What to Know About Respiratory Illness Season While We Celebrate the Holidays

By Dr. Steven Griffin, Pediatrician, Holy Rosary Healthcare 

'Tis the Season for holidays, family gatherings and great meals. Unfortunately, it is also the season for respiratory illnesses. With the recent news about a more severe respiratory illness season this year, many families have asked questions, especially about the respiratory syncytial virus (RSV). RSV can infect young children's lower airways and lungs and sometimes cause them to be hospitalized. While we cannot predict who will become sick enough to be hospitalized, children under two years old, immunocompromised children, asthmatics, and children born prematurely requiring a neonatal intensive care unit (NICU) stay, are at the highest risk.    

RSV is a seasonal virus that generally impacts the United States during winter. Most kids are exposed to and get it at least once in their lifetime. Many young children have not been exposed to as many viruses as they typically would have been as infants and toddlers due to COVID health and safety protocols in recent years. With COVID, influenza and RSV present in our communities this year, children may get quite sick during the respiratory season, which usually lasts from October-April.   

RSV can cause a respiratory syndrome called bronchiolitis, where a child (generally under two years old) has excess mucus in their airways, causing them to collapse and be unable to take full breaths.
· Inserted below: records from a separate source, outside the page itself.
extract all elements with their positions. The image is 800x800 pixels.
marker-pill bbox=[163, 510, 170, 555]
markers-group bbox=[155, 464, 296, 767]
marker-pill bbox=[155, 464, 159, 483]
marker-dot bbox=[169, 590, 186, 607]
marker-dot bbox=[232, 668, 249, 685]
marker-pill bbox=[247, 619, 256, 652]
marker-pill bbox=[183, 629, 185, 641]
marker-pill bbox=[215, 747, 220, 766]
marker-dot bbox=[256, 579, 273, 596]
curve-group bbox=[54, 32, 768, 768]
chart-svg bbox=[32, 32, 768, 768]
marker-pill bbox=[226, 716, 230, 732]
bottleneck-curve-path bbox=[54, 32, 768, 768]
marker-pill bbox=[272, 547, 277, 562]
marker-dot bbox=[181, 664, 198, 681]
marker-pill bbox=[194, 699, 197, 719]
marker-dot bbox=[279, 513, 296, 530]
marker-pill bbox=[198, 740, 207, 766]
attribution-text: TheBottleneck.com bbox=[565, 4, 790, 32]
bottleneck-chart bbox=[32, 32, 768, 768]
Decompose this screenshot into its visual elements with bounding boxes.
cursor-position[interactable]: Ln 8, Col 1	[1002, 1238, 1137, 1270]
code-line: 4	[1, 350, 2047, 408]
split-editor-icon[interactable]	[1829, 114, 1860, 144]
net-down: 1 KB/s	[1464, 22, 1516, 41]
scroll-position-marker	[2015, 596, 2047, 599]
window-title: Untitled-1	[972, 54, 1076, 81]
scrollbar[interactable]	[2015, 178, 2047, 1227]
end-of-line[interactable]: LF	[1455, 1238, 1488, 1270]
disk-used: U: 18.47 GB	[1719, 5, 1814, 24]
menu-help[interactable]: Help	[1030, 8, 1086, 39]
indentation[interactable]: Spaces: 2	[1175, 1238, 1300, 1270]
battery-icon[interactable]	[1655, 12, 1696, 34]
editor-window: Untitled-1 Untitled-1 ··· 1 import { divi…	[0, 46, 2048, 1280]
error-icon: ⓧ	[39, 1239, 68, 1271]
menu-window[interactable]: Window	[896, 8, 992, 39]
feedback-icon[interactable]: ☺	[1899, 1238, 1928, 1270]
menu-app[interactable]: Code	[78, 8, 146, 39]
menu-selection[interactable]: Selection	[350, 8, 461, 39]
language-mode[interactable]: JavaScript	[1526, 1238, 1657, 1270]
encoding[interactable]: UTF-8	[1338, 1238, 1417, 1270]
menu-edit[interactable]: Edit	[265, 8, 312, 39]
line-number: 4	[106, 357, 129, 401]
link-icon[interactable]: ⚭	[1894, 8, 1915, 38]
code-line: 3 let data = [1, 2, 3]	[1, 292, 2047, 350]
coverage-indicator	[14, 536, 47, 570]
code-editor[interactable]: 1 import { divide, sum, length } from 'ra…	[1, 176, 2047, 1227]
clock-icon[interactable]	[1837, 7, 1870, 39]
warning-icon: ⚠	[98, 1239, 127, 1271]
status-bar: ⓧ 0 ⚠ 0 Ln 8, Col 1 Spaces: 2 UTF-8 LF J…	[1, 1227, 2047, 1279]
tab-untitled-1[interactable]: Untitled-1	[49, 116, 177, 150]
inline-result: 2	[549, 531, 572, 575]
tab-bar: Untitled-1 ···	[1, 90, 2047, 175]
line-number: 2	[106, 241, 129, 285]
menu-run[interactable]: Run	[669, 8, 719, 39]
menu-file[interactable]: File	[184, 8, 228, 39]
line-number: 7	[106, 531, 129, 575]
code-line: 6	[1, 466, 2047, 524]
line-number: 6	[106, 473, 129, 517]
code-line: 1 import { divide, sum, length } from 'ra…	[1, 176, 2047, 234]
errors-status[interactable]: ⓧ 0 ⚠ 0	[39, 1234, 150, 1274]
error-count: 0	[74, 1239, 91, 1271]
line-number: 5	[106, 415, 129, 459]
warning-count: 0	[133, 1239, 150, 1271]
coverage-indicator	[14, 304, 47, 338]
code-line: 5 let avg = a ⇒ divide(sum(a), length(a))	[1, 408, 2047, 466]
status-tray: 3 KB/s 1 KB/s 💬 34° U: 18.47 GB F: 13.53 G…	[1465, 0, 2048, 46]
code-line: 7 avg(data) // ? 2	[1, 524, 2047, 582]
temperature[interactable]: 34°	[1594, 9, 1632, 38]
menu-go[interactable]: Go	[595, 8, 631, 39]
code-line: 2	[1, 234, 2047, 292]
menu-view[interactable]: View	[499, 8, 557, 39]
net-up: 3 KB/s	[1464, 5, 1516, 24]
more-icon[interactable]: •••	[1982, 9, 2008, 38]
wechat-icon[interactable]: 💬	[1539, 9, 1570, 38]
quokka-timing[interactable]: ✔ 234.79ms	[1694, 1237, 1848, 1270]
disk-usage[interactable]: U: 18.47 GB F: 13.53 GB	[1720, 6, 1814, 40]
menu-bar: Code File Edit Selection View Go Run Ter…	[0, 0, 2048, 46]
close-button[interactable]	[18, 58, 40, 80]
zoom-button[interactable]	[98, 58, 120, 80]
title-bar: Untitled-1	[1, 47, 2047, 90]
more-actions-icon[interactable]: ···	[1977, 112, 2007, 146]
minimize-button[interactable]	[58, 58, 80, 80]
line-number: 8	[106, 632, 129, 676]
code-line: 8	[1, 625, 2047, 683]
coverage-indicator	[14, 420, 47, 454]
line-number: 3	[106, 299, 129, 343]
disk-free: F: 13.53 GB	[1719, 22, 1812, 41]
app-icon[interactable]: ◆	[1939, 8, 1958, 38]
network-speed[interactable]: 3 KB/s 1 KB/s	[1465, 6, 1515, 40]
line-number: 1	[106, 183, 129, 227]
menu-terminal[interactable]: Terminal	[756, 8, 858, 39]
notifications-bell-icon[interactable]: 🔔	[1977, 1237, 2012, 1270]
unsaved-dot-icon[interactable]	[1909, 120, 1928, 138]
Symptoms can show up as retractions (the pulling in below or between the ribs when breathing), low oxygen saturations, or poor feeding in infants that need to breathe through their nose when feeding. Older children may also get RSV but may not be as sick as younger kids. There is no direct treatment or vaccine for RSV. If a child is hospitalized with RSV bronchiolitis, we keep them hydrated and support their breathing as their body fights off the infection.  

The best way to protect against RSV is to avoid getting it and by being a good neighbor. If your child is sick, keep them at home; don't send them to school or daycare. If you were planning a big gathering and your child becomes ill, it would be best to change your plans, especially if there will be young children or elderly family and friends present at the event. Practicing the good handwashing and hygiene habits we learned during the height of the COVID pandemic is also essential.   

Most importantly, if your child is having trouble breathing, please take them to the nearest emergency department. If your child is sick, we are always happy to see them at the Holy Rosary Healthcare pediatric clinic or the emergency department if symptoms are severe.  

I wish you a happy, healthy and safe holiday.